Allah –Azza wa Jalla- berfirman,إِنَّمَا مَثَلُ الْحَيَاةِ الدُّنْيَا كَمَاءٍ أَنْزَلْنَاهُ مِنَ السَّمَاءِ فَاخْتَلَطَ بِهِ نَبَاتُ الْأَرْضِ مِمَّا يَأْكُلُ النَّاسُ وَالْأَنْعَامُ حَتَّى إِذَا أَخَذَتِ الْأَرْضُ زُخْرُفَهَا وَازَّيَّنَتْ وَظَنَّ أَهْلُهَا أَنَّهُمْ قَادِرُونَ عَلَيْهَا أَتَاهَا أَمْرُنَا لَيْلًا أَوْ نَهَارًا فَجَعَلْنَاهَا حَصِيدًا كَأَنْ لَمْ تَغْنَ بِالْأَمْسِ كَذَلِكَ نُفَصِّلُ الْآيَاتِ لِقَوْمٍ يَتَفَكَّرُونَ (24) وَاللَّهُ يَدْعُو إِلَى دَارِ السَّلَامِ وَيَهْدِي مَنْ يَشَاءُ إِلَى صِرَاطٍ مُسْتَقِيمٍ (25) [يونس : 24 ، 25]“Sesungguhnya perumpamaan kehidupan duniawi itu, adalah seperti air (hujan) yang kami turunkan dari langit, lalu tumbuhlah dengan suburnya. Karena air itu, tanam-tanaman bumi, di antaranya ada yang dimakan manusia dan binatang ternak, hingga apabila bumi itu telah sempurna keindahannya, dan memakai (pula) perhiasannya, dan pemilik-pemiliknya mengira bahwa mereka pasti menguasainya, tiba-tiba datanglah kepadanya azab (siksa) Kami di waktu malam atau siang, lalu Kami jadikan (tanam-tanamannya) laksana tanam-tanaman yang sudah disabit, seakan-akan belum pernah tumbuh kemarin. Demikianlah Kami menjelaskan tanda-tanda kekuasaan (Kami) kepada orang-orang berfikir. Allah menyeru (manusia) ke darussalam (surga), dan menunjuki orang yang dikehendaki-Nya kepada jalan yang lurus (Islam)”. (QS. Yunus : 24-25)

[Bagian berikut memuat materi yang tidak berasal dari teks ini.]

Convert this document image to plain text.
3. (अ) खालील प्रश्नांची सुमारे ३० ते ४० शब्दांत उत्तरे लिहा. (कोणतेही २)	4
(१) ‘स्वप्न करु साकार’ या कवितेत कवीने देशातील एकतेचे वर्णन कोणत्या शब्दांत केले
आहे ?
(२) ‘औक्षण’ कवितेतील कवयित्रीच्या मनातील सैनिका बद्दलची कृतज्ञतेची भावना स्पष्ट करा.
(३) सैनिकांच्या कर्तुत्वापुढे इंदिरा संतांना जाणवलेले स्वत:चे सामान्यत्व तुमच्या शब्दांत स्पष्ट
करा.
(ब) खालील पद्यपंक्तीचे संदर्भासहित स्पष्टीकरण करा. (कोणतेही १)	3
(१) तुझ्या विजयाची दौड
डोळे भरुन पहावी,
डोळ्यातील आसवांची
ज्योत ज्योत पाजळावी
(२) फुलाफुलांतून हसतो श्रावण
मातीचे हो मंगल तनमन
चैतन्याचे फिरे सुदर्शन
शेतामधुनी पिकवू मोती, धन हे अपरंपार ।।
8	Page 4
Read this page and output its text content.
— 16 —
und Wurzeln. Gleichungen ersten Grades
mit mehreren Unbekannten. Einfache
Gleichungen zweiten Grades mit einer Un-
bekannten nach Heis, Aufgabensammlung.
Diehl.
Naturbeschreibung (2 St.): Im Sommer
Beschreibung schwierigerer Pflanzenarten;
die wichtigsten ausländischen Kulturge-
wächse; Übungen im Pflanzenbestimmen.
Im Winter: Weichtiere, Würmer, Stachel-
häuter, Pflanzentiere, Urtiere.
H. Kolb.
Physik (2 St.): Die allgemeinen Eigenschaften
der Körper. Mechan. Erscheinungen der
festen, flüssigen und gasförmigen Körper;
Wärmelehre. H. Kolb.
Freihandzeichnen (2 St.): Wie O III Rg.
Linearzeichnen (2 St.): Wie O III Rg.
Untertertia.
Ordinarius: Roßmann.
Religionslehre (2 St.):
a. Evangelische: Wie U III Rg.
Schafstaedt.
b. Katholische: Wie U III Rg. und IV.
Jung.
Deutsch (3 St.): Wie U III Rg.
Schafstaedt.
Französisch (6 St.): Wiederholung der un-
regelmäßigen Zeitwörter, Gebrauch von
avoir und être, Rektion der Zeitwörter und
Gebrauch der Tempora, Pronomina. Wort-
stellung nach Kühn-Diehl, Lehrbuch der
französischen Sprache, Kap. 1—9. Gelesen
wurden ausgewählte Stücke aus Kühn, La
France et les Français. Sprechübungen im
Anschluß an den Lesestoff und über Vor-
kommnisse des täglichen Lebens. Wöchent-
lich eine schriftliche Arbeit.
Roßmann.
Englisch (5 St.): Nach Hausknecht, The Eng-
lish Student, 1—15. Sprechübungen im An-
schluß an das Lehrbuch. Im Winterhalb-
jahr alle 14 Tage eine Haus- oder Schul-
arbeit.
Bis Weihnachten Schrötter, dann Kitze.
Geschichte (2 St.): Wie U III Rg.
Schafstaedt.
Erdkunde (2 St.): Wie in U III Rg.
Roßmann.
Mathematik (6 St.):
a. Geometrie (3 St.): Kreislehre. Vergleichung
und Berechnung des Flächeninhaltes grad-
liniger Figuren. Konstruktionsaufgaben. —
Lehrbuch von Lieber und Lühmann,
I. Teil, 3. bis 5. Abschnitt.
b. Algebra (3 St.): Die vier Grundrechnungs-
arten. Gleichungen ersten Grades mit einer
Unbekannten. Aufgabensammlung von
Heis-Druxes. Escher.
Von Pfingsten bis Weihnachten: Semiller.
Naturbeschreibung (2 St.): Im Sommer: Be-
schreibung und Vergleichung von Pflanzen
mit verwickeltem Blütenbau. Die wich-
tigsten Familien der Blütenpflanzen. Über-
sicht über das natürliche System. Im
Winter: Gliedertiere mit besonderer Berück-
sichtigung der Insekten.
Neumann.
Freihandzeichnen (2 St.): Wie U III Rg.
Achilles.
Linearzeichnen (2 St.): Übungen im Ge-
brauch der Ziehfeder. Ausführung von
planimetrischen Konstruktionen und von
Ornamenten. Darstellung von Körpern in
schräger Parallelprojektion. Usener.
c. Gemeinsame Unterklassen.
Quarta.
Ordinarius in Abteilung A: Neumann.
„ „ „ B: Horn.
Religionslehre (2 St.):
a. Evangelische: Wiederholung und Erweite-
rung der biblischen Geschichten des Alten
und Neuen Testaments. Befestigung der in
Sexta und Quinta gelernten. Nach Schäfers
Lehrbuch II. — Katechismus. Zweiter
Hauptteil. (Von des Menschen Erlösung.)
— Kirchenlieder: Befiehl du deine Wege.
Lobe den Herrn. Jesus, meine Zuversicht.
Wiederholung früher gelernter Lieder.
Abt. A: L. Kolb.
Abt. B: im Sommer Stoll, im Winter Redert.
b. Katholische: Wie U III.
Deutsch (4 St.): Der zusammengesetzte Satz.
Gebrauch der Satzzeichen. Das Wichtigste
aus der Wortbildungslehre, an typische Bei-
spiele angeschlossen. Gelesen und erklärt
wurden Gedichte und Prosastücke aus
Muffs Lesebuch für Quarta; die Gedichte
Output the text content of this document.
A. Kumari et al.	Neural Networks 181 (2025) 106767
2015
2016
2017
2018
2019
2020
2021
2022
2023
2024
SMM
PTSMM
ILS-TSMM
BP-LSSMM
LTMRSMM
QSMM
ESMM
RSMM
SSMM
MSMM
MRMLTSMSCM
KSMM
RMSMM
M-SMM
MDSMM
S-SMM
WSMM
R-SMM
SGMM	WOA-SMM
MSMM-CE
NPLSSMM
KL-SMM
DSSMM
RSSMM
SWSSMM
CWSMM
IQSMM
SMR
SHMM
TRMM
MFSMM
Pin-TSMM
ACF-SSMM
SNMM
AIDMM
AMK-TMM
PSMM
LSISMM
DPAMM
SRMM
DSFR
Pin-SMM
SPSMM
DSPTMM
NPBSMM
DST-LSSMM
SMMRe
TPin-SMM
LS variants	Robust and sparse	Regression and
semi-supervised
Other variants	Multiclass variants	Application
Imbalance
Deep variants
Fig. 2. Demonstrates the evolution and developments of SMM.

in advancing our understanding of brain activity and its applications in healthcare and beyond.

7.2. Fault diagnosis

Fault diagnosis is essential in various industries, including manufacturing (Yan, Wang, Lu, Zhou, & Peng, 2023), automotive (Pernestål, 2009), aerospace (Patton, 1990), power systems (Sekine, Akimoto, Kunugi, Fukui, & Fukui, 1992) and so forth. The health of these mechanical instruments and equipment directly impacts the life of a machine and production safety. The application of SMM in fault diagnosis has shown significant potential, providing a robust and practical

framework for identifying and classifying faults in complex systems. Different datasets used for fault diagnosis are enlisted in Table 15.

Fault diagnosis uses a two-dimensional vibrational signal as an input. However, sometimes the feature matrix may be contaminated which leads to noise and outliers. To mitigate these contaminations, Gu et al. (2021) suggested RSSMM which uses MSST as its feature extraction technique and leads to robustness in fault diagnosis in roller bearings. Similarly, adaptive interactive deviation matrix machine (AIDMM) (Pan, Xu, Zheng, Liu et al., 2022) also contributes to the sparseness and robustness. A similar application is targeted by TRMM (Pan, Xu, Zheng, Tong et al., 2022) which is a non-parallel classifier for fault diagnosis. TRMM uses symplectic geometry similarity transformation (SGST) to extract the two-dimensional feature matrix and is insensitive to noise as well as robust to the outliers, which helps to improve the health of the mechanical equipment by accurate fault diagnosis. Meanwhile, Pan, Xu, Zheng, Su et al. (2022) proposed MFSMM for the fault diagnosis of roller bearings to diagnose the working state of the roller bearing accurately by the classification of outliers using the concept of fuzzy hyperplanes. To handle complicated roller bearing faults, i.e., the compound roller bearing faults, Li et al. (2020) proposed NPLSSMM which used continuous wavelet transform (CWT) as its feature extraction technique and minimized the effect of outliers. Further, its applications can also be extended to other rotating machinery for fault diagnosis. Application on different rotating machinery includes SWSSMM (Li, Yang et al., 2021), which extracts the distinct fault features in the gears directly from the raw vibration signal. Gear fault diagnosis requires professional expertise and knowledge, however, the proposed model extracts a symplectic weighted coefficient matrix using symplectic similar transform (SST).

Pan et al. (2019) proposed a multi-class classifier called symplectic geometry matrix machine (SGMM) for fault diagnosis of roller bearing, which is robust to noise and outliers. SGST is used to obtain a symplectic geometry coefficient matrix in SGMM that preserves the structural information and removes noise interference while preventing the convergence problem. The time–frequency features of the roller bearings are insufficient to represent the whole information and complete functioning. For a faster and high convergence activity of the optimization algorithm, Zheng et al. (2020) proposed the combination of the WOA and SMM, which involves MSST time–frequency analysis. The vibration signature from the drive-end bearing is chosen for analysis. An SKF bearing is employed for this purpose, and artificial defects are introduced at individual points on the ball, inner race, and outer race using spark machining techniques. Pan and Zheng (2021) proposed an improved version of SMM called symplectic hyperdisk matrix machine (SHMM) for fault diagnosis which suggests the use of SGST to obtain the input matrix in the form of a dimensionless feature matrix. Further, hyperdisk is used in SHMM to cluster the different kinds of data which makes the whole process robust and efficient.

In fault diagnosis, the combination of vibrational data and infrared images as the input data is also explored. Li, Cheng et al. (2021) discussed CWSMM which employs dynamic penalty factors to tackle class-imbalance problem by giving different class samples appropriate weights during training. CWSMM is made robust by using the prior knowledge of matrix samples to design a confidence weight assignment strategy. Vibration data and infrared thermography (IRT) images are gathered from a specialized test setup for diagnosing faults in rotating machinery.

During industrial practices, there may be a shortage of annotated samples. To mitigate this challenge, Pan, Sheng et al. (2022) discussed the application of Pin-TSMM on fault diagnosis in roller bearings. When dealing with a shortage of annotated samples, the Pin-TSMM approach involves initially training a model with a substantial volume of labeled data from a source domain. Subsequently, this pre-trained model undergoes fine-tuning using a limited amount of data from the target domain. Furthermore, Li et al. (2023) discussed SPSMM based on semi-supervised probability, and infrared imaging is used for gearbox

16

Al-Hafizh Ibnu Katsir Ad-Dimasyqiy -rahimahullah- berkata,
“Allah -Tabaroka wa
Ta’ala- membuat perumpamaan bagi bunga kehidupan dunia ini,
keindahannya, lekasnya ia hancur dan punah dengan tetumbuhan yang Allah
keluarkan dari bumi dengan sebab air hujan yang Allah turunkan berupa
sesuatu yang dimakan oleh manusia, baik itu tanaman, maupun buah-buahan
dengan berbagai macam dan ragamnya”. [Lihat Tafsir Ibnu Katsir (4/260)]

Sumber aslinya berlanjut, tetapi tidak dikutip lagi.